Annual house price growth increased to 3.7% in August from 3.3% in July, the Halifax House Price Index has found.
On a quarterly basis prices have increased by 1.9%, with average prices standing just shy of £230,000.
Russell Galley, managing director, Halifax, said: “While the pace of employment growth has recently slowed, a low unemployment rate and a gradual pickup in wage growth are helping to support household finances.
“This has been accompanied by interest rates still remaining at a historically low rate and a stable, yet constrained, supply of new homes onto the market further supporting house prices.”
Ewen Bunting, head of sales at independent estate agents James Pendleton, attributed the rising house price growth to low housing supply.
He said: “The housing market’s iron lung of low supply is at play here.
“The number of homes for sale just can’t muster the strength to get off the pavement and into the lobby, let alone the lifts.
“It doesn’t matter that affordability for most is pushing the limits of common sense, when borrowing is dirt cheap, people still need to move and are still climbing over each other to do so in some instances.
“That’s most true of first-time buyers, whose activity is not far off its pre-crisis peak.”
He added: “It’s the government’s artificial demand-side stimulants, namely the Help To Buy Scheme and stamp duty relief for first-time buyers, that are causing the annual growth rate to power on at this level.
“In a world that made sense, more people would talk about the housing crisis and the can being kicked down the road, particularly in the face of Brexit jitters.
“There was a spasm in the market around the time of the referendum but we’re increasingly seeing a return of that reluctance to transact as we get closer to leaving, so we’d expect the volume on that to dial up before the end of the year.”
Alan Collett, fund manager of the TM home investor fund, highlighted the regional differences in house price growth.
He said: “Our experience agrees with the Halifax data, with independent valuations of our properties showing house prices across the UK remain stable.
“However, there are regional variations. The current economic and political uncertainty having less of an impact in areas where house prices have kept in line with wages and we have already seen increases in the value of some of our recently acquired properties in the Midlands and East of England.

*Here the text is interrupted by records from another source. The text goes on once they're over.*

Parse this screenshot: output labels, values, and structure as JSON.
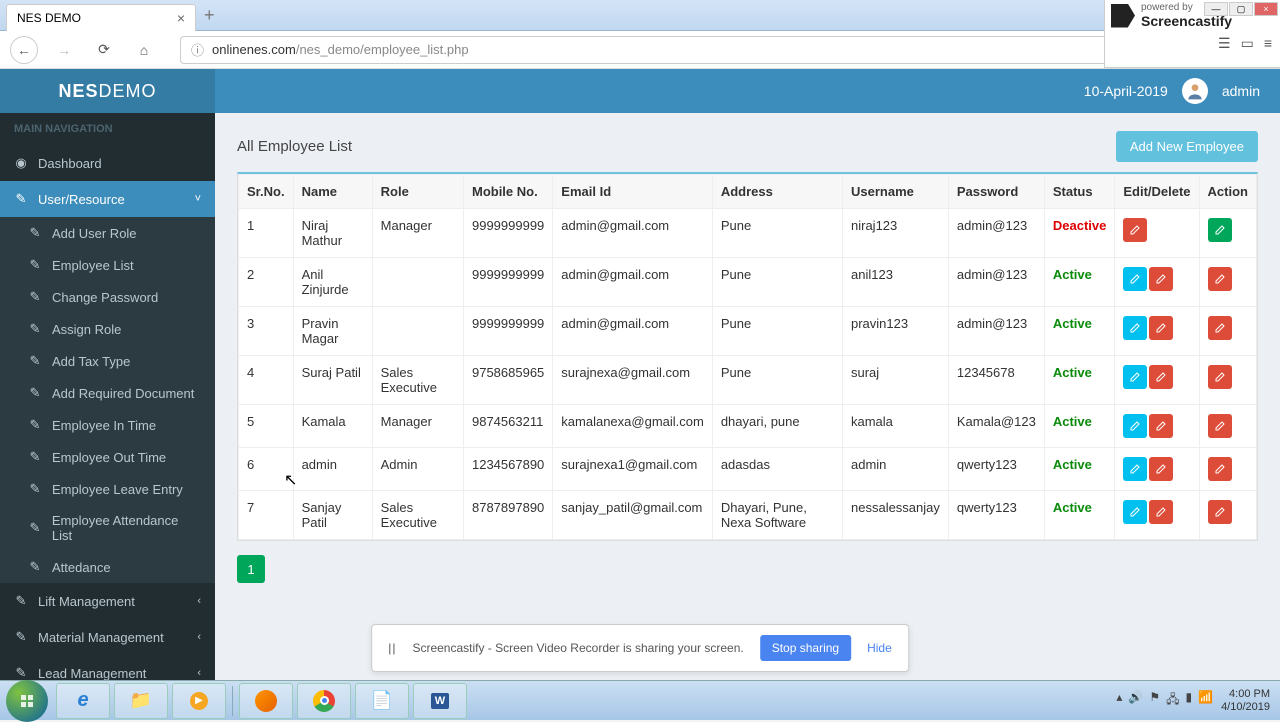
{
  "browser": {
    "tab_title": "NES DEMO",
    "url_domain": "onlinenes.com",
    "url_path": "/nes_demo/employee_list.php"
  },
  "screencastify": {
    "powered": "powered by",
    "brand": "Screencastify"
  },
  "header": {
    "logo_bold": "NES",
    "logo_light": "DEMO",
    "date": "10-April-2019",
    "user": "admin"
  },
  "sidebar": {
    "heading": "MAIN NAVIGATION",
    "dashboard": "Dashboard",
    "user_resource": "User/Resource",
    "subs": [
      "Add User Role",
      "Employee List",
      "Change Password",
      "Assign Role",
      "Add Tax Type",
      "Add Required Document",
      "Employee In Time",
      "Employee Out Time",
      "Employee Leave Entry",
      "Employee Attendance List",
      "Attedance"
    ],
    "lift": "Lift Management",
    "material": "Material Management",
    "lead": "Lead Management"
  },
  "panel": {
    "title": "All Employee List",
    "add_btn": "Add New Employee",
    "columns": [
      "Sr.No.",
      "Name",
      "Role",
      "Mobile No.",
      "Email Id",
      "Address",
      "Username",
      "Password",
      "Status",
      "Edit/Delete",
      "Action"
    ],
    "rows": [
      {
        "sr": "1",
        "name": "Niraj Mathur",
        "role": "Manager",
        "mobile": "9999999999",
        "email": "admin@gmail.com",
        "address": "Pune",
        "username": "niraj123",
        "password": "admin@123",
        "status": "Deactive",
        "status_class": "deactive",
        "ed": "red_only"
      },
      {
        "sr": "2",
        "name": "Anil Zinjurde",
        "role": "",
        "mobile": "9999999999",
        "email": "admin@gmail.com",
        "address": "Pune",
        "username": "anil123",
        "password": "admin@123",
        "status": "Active",
        "status_class": "active",
        "ed": "both"
      },
      {
        "sr": "3",
        "name": "Pravin Magar",
        "role": "",
        "mobile": "9999999999",
        "email": "admin@gmail.com",
        "address": "Pune",
        "username": "pravin123",
        "password": "admin@123",
        "status": "Active",
        "status_class": "active",
        "ed": "both"
      },
      {
        "sr": "4",
        "name": "Suraj Patil",
        "role": "Sales Executive",
        "mobile": "9758685965",
        "email": "surajnexa@gmail.com",
        "address": "Pune",
        "username": "suraj",
        "password": "12345678",
        "status": "Active",
        "status_class": "active",
        "ed": "both"
      },
      {
        "sr": "5",
        "name": "Kamala",
        "role": "Manager",
        "mobile": "9874563211",
        "email": "kamalanexa@gmail.com",
        "address": "dhayari, pune",
        "username": "kamala",
        "password": "Kamala@123",
        "status": "Active",
        "status_class": "active",
        "ed": "both"
      },
      {
        "sr": "6",
        "name": "admin",
        "role": "Admin",
        "mobile": "1234567890",
        "email": "surajnexa1@gmail.com",
        "address": "adasdas",
        "username": "admin",
        "password": "qwerty123",
        "status": "Active",
        "status_class": "active",
        "ed": "both"
      },
      {
        "sr": "7",
        "name": "Sanjay Patil",
        "role": "Sales Executive",
        "mobile": "8787897890",
        "email": "sanjay_patil@gmail.com",
        "address": "Dhayari, Pune, Nexa Software",
        "username": "nessalessanjay",
        "password": "qwerty123",
        "status": "Active",
        "status_class": "active",
        "ed": "both"
      }
    ],
    "page": "1"
  },
  "share": {
    "text": "Screencastify - Screen Video Recorder is sharing your screen.",
    "stop": "Stop sharing",
    "hide": "Hide"
  },
  "tray": {
    "time": "4:00 PM",
    "date": "4/10/2019"
  }
}
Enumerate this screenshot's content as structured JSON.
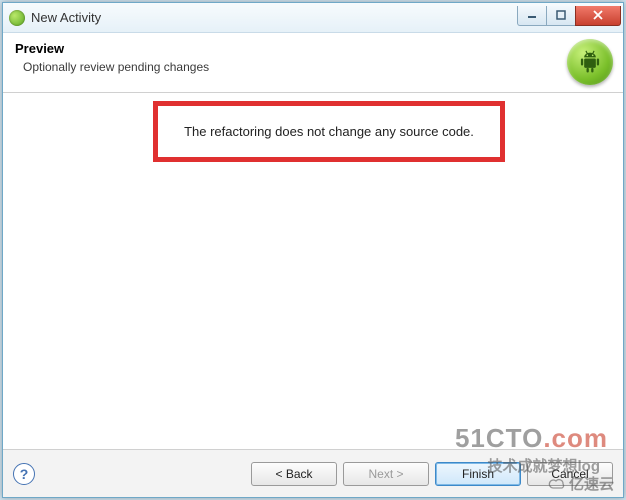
{
  "window": {
    "title": "New Activity"
  },
  "header": {
    "title": "Preview",
    "subtitle": "Optionally review pending changes"
  },
  "content": {
    "message": "The refactoring does not change any source code."
  },
  "footer": {
    "back_label": "< Back",
    "next_label": "Next >",
    "finish_label": "Finish",
    "cancel_label": "Cancel",
    "help_symbol": "?"
  },
  "watermarks": {
    "w1_prefix": "51CTO",
    "w1_suffix": ".com",
    "w2": "技术成就梦想log",
    "w3": "亿速云"
  }
}
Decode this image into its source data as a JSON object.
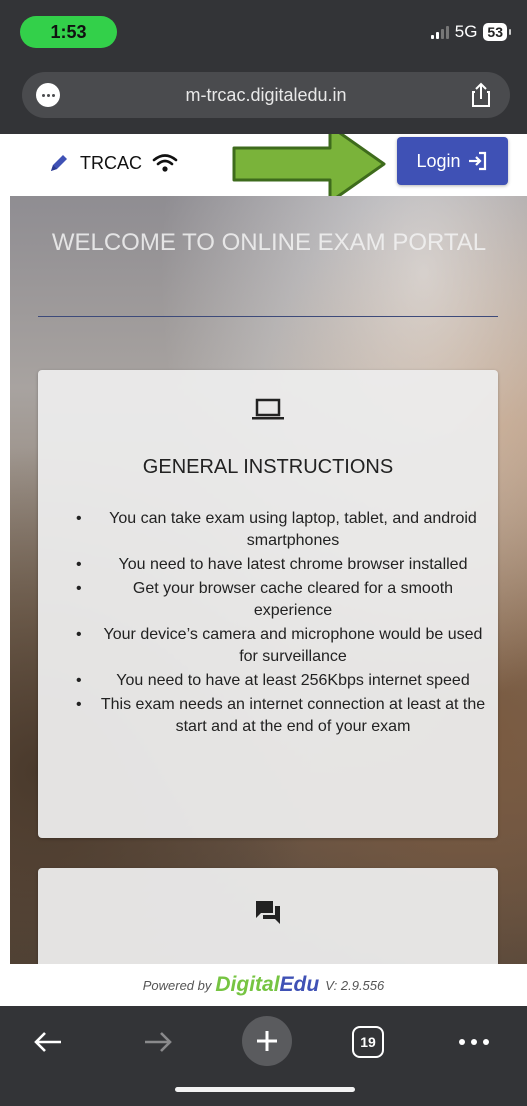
{
  "status_bar": {
    "time": "1:53",
    "network": "5G",
    "battery": "53"
  },
  "browser": {
    "url": "m-trcac.digitaledu.in",
    "tabs_count": "19"
  },
  "header": {
    "brand": "TRCAC",
    "login_label": "Login"
  },
  "hero": {
    "title": "WELCOME TO ONLINE EXAM PORTAL"
  },
  "instructions": {
    "title": "GENERAL INSTRUCTIONS",
    "items": [
      "You can take exam using laptop, tablet, and android smartphones",
      "You need to have latest chrome browser installed",
      "Get your browser cache cleared for a smooth experience",
      "Your device’s camera and microphone would be used for surveillance",
      "You need to have at least 256Kbps internet speed",
      "This exam needs an internet connection at least at the start and at the end of your exam"
    ]
  },
  "footer": {
    "powered_by": "Powered by",
    "brand_part1": "Digital",
    "brand_part2": "Edu",
    "version": "V: 2.9.556"
  },
  "colors": {
    "primary": "#3f51b5",
    "accent_green": "#76c442",
    "status_pill": "#33d04a",
    "annotation_arrow": "#7ab33a"
  },
  "icons": [
    "pencil-icon",
    "wifi-icon",
    "login-icon",
    "laptop-icon",
    "forum-icon",
    "back-icon",
    "forward-icon",
    "new-tab-icon",
    "share-icon",
    "more-icon"
  ]
}
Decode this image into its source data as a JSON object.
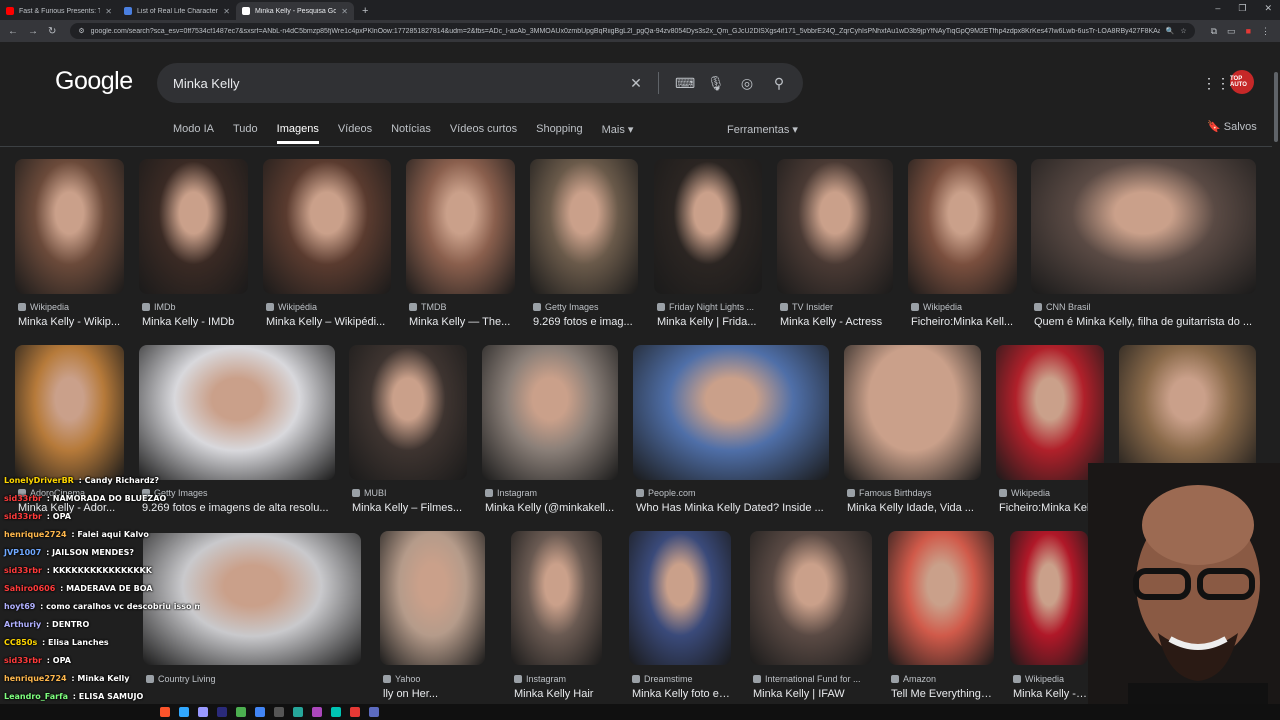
{
  "tabs": [
    {
      "title": "Fast & Furious Presents: Turbo",
      "fav": "#ff0000"
    },
    {
      "title": "List of Real Life Characters in D",
      "fav": "#4a7fe0"
    },
    {
      "title": "Minka Kelly - Pesquisa Google",
      "fav": "#ffffff"
    }
  ],
  "url": "google.com/search?sca_esv=0ff7534cf1487ec7&sxsrf=ANbL-n4dC5bmzp85fjWre1c4pxPKlnOow:1772851827814&udm=2&fbs=ADc_l-acAb_3MMOAUx0zmbUpgBqRiigBgL2l_pgQa-94zv8054Dys3s2x_Qm_GJcU2DlSXgs4if171_5vbbrE24Q_ZqrCyhIsPNhxfAu1wD3b9jpYfNAyTiqGpQ9M2ETfhp4zdpx8KrKes47lw6Lwb-6usTr-LOA8RBy427F8KAa4CS2tstri2f...",
  "search": {
    "query": "Minka Kelly"
  },
  "logo": "Google",
  "menu": [
    "Modo IA",
    "Tudo",
    "Imagens",
    "Vídeos",
    "Notícias",
    "Vídeos curtos",
    "Shopping",
    "Mais ▾"
  ],
  "tools_label": "Ferramentas ▾",
  "saved_label": "Salvos",
  "avatar_text": "TOP AUTO",
  "results": [
    {
      "source": "Wikipedia",
      "title": "Minka Kelly - Wikip...",
      "color": "#6b4a3a"
    },
    {
      "source": "IMDb",
      "title": "Minka Kelly - IMDb",
      "color": "#3a2a24"
    },
    {
      "source": "Wikipédia",
      "title": "Minka Kelly – Wikipédi...",
      "color": "#5a3b2f"
    },
    {
      "source": "TMDB",
      "title": "Minka Kelly — The...",
      "color": "#8a5f4d"
    },
    {
      "source": "Getty Images",
      "title": "9.269 fotos e imag...",
      "color": "#6a5a4a"
    },
    {
      "source": "Friday Night Lights ...",
      "title": "Minka Kelly | Frida...",
      "color": "#2b2522"
    },
    {
      "source": "TV Insider",
      "title": "Minka Kelly - Actress",
      "color": "#4a3a34"
    },
    {
      "source": "Wikipédia",
      "title": "Ficheiro:Minka Kell...",
      "color": "#7a4f3e"
    },
    {
      "source": "CNN Brasil",
      "title": "Quem é Minka Kelly, filha de guitarrista do ...",
      "color": "#5a4a44"
    },
    {
      "source": "AdoroCinema",
      "title": "Minka Kelly - Ador...",
      "color": "#b67a3a"
    },
    {
      "source": "Getty Images",
      "title": "9.269 fotos e imagens de alta resolu...",
      "color": "#d8d8dc"
    },
    {
      "source": "MUBI",
      "title": "Minka Kelly – Filmes...",
      "color": "#3e3430"
    },
    {
      "source": "Instagram",
      "title": "Minka Kelly (@minkakell...",
      "color": "#8a7f78"
    },
    {
      "source": "People.com",
      "title": "Who Has Minka Kelly Dated? Inside ...",
      "color": "#4f6fa8"
    },
    {
      "source": "Famous Birthdays",
      "title": "Minka Kelly Idade, Vida ...",
      "color": "#caa08a"
    },
    {
      "source": "Wikipedia",
      "title": "Ficheiro:Minka Kel...",
      "color": "#b0202a"
    },
    {
      "source": "",
      "title": "",
      "color": "#8a6a4a"
    },
    {
      "source": "Country Living",
      "title": "",
      "color": "#c9c9cc"
    },
    {
      "source": "Yahoo",
      "title": "lly on Her...",
      "color": "#b59b8a"
    },
    {
      "source": "Instagram",
      "title": "Minka Kelly Hair",
      "color": "#6a5a52"
    },
    {
      "source": "Dreamstime",
      "title": "Minka Kelly foto ed...",
      "color": "#3a4a7a"
    },
    {
      "source": "International Fund for ...",
      "title": "Minka Kelly | IFAW",
      "color": "#5a4a44"
    },
    {
      "source": "Amazon",
      "title": "Tell Me Everything:...",
      "color": "#d05a4a"
    },
    {
      "source": "Wikipedia",
      "title": "Minka Kelly - W",
      "color": "#b01828"
    }
  ],
  "chat": [
    {
      "name": "LonelyDriverBR",
      "msg": "Candy Richardz?",
      "color": "#ffd700"
    },
    {
      "name": "sid33rbr",
      "msg": "NAMORADA DO BLUEZAO",
      "color": "#ff3b3b"
    },
    {
      "name": "sid33rbr",
      "msg": "OPA",
      "color": "#ff3b3b"
    },
    {
      "name": "henrique2724",
      "msg": "Falei aqui Kalvo",
      "color": "#ffb84d"
    },
    {
      "name": "JVP1007",
      "msg": "JAILSON MENDES?",
      "color": "#6fa8ff"
    },
    {
      "name": "sid33rbr",
      "msg": "KKKKKKKKKKKKKKKK",
      "color": "#ff3b3b"
    },
    {
      "name": "Sahiro0606",
      "msg": "MADERAVA DE BOA",
      "color": "#ff3b3b"
    },
    {
      "name": "hoyt69",
      "msg": "como caralhos vc descobriu isso mn",
      "color": "#b0b0ff"
    },
    {
      "name": "Arthuriy",
      "msg": "DENTRO",
      "color": "#b0b0ff"
    },
    {
      "name": "CC850s",
      "msg": "Elisa Lanches",
      "color": "#ffd700"
    },
    {
      "name": "sid33rbr",
      "msg": "OPA",
      "color": "#ff3b3b"
    },
    {
      "name": "henrique2724",
      "msg": "Minka Kelly",
      "color": "#ffb84d"
    },
    {
      "name": "Leandro_Farfa",
      "msg": "ELISA SAMUJO",
      "color": "#7fff7f"
    }
  ]
}
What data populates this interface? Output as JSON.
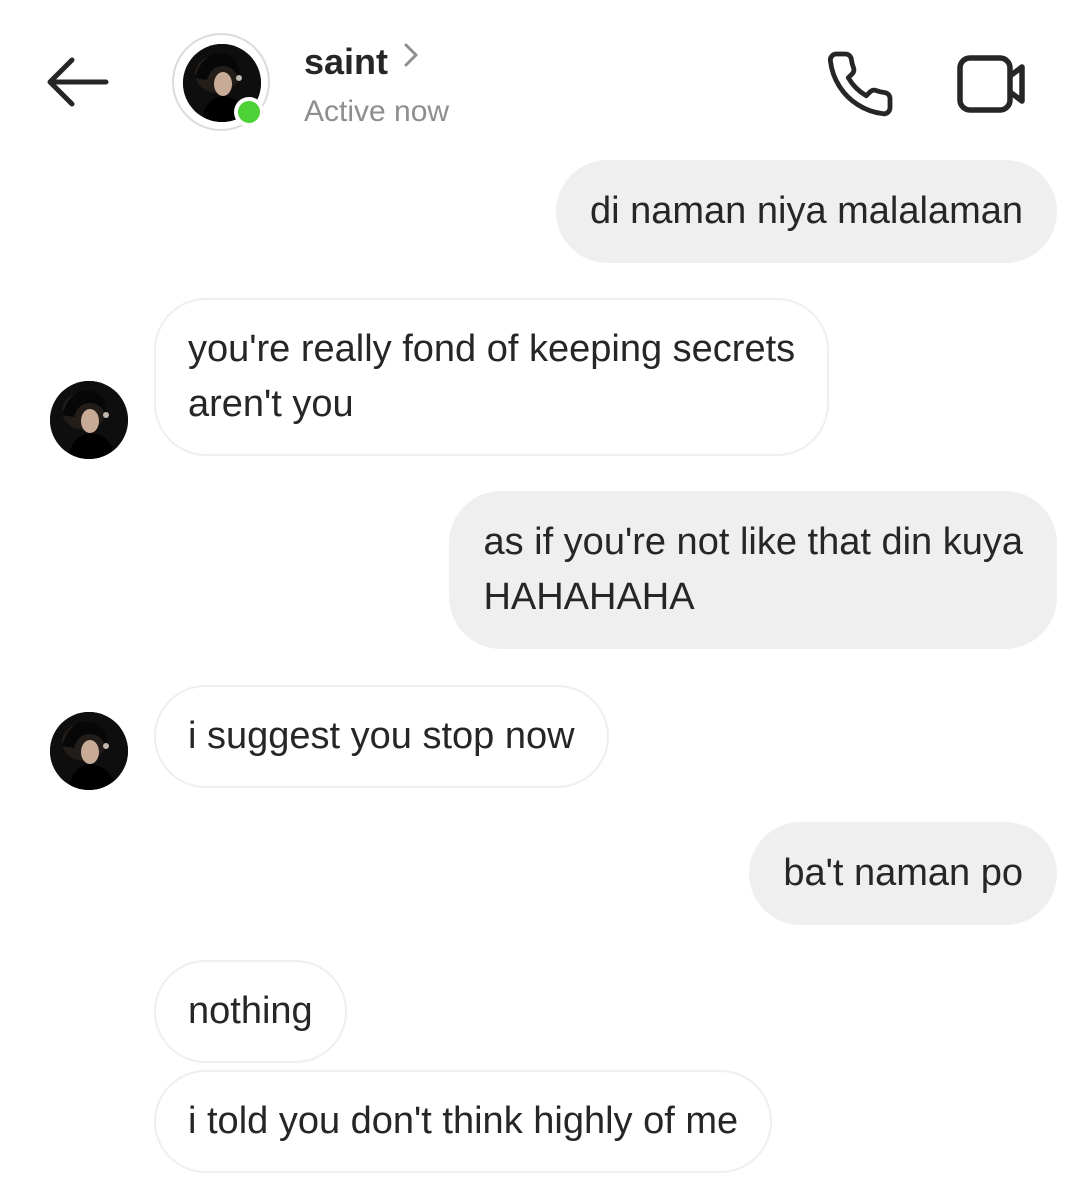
{
  "header": {
    "back_icon": "arrow-left-icon",
    "contact_name": "saint",
    "contact_status": "Active now",
    "online_color": "#4cd137",
    "call_icon": "phone-icon",
    "video_icon": "video-camera-icon"
  },
  "messages": [
    {
      "direction": "outgoing",
      "text": "di naman niya malalaman"
    },
    {
      "direction": "incoming",
      "text": "you're really fond of keeping secrets\naren't you"
    },
    {
      "direction": "outgoing",
      "text": "as if you're not like that din kuya\nHAHAHAHA"
    },
    {
      "direction": "incoming",
      "text": "i suggest you stop now"
    },
    {
      "direction": "outgoing",
      "text": "ba't naman po"
    },
    {
      "direction": "incoming",
      "text": "nothing"
    },
    {
      "direction": "incoming",
      "text": "i told you don't think highly of me"
    }
  ],
  "colors": {
    "outgoing_bubble": "#efefef",
    "incoming_border": "#efefef",
    "text": "#262626",
    "secondary_text": "#8e8e8e"
  }
}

“Even in London, which has shown low and even negative house price growth over the past few months, the picture is mixed across the capital, with our properties in the Wembley Park regeneration area maintaining their value and two recently selling at or above the independent valuation figure.
“With continued strong demand for well-managed rental homes nationwide, we are confident the outlook for long-term investors in residential property remains positive.”